Cehennem Köpeği, Celine'le ilgilenen Bekçiydi. Güzel Elf'in etrafında aylarca dolaştıktan sonra, Elf'in şu anda hapsedildiği kulenin tepesine çıkan grup hakkında endişeli olduğunu anlamak onun için kolaydı.
Felix alayla gülümsedi. “Ah, gerçekten mi? Beni durdurabileceğinizi size düşündüren nedir?

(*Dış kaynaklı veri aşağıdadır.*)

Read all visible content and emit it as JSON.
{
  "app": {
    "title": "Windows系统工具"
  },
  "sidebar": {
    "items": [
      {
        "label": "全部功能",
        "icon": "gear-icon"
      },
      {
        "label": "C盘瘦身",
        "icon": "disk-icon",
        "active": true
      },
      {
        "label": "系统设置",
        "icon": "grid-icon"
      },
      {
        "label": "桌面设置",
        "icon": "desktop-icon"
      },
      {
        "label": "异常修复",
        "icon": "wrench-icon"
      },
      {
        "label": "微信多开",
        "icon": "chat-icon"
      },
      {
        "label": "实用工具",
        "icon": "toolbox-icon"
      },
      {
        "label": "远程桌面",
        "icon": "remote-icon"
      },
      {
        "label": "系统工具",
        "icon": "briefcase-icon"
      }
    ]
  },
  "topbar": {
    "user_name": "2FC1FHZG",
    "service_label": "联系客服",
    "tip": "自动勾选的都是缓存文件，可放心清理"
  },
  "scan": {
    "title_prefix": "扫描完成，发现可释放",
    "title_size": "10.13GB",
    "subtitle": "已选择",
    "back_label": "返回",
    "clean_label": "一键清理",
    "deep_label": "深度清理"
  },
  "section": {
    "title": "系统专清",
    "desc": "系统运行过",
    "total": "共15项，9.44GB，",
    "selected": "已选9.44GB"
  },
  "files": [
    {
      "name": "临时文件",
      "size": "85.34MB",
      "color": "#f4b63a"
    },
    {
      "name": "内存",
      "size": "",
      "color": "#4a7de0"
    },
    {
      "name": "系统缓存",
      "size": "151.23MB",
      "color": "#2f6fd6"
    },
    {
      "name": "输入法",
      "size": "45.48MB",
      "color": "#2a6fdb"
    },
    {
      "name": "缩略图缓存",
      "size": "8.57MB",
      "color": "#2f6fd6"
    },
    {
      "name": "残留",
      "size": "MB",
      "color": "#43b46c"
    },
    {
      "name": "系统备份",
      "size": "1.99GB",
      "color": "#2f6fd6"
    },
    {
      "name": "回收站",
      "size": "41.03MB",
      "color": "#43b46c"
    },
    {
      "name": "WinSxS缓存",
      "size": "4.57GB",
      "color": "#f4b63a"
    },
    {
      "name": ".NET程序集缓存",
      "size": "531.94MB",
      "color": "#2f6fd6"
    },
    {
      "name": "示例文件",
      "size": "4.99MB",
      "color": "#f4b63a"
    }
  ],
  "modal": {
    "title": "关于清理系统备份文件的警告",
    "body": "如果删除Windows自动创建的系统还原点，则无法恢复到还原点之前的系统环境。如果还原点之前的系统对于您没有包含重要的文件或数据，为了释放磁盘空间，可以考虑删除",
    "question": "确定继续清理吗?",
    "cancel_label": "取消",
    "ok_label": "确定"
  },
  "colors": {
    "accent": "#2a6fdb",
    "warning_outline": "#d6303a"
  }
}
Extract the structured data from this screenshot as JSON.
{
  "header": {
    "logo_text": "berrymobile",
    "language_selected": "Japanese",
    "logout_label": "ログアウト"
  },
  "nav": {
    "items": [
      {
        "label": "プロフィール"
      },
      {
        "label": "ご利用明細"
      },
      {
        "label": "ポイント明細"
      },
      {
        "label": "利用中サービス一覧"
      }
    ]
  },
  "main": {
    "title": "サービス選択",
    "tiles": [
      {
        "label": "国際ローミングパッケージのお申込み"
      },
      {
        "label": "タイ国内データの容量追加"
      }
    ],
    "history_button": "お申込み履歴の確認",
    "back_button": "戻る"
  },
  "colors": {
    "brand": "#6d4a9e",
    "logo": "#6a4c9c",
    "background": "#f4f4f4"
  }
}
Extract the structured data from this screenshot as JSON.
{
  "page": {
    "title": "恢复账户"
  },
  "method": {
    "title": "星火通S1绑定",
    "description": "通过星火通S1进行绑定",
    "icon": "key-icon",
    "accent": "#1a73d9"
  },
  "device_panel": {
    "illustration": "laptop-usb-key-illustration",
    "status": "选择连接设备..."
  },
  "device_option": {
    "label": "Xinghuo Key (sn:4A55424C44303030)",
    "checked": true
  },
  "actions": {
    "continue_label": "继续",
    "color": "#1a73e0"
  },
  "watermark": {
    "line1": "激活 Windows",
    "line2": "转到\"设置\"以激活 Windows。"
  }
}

Öyle değil mi çocuklar?”
Dört Öfkeli Kral ve astları sanki tüm durumu komik buluyormuş gibi güldüler.
Kulede engellenmeden hareket etmeyi başarmışlardı ve galibiyet serileri sayesinde kendilerine olan güvenleri oldukça artmıştı. Bu nedenle kulenin içinde onları durdurabilecek herhangi bir yaratığın olduğuna inanmıyorlardı. Şu ana kadar öyleydi.
Cehennem Köpeği kükredi ve aurasını serbest bırakarak Dört Öfkeli Kral ve astlarının gülmelerini durdurdu.
“Yarı Tanrı.” Felix kaşını kaldırdı. “Ama ne olmuş yani? Buralardaki tek Yarı Tanrı sen değilsin.”
Felix, Cehennem Köpeği'nin vücuduna yaydığı cehennem ateşiyle alay eder gibi vücudunu siyah alevlerle kapladı. Bir dakika sonra ikisi çarpıştı ve her yöne kırmızı ve siyah alevler yayıldı.
“Siz aptallar ne bekliyorsunuz?” Felix, Cehennem Köpeği'nin ateşli pençelerini bloke ederken hırladı. “Saldırın!”
Öfkeli Krallar ve astlarının hepsi, kulenin en üst katında Bekçi olarak görev yapan Cehennem Köpeği'ne saldırırken dişlerini gıcırdatıyordu.
Hepsi, yenildikten sonra nihayet kulenin tepesine ulaşabileceklerini biliyordu; bu tepe, geçtiğimiz binlerce yılda kimsenin gözünü dikmemişti.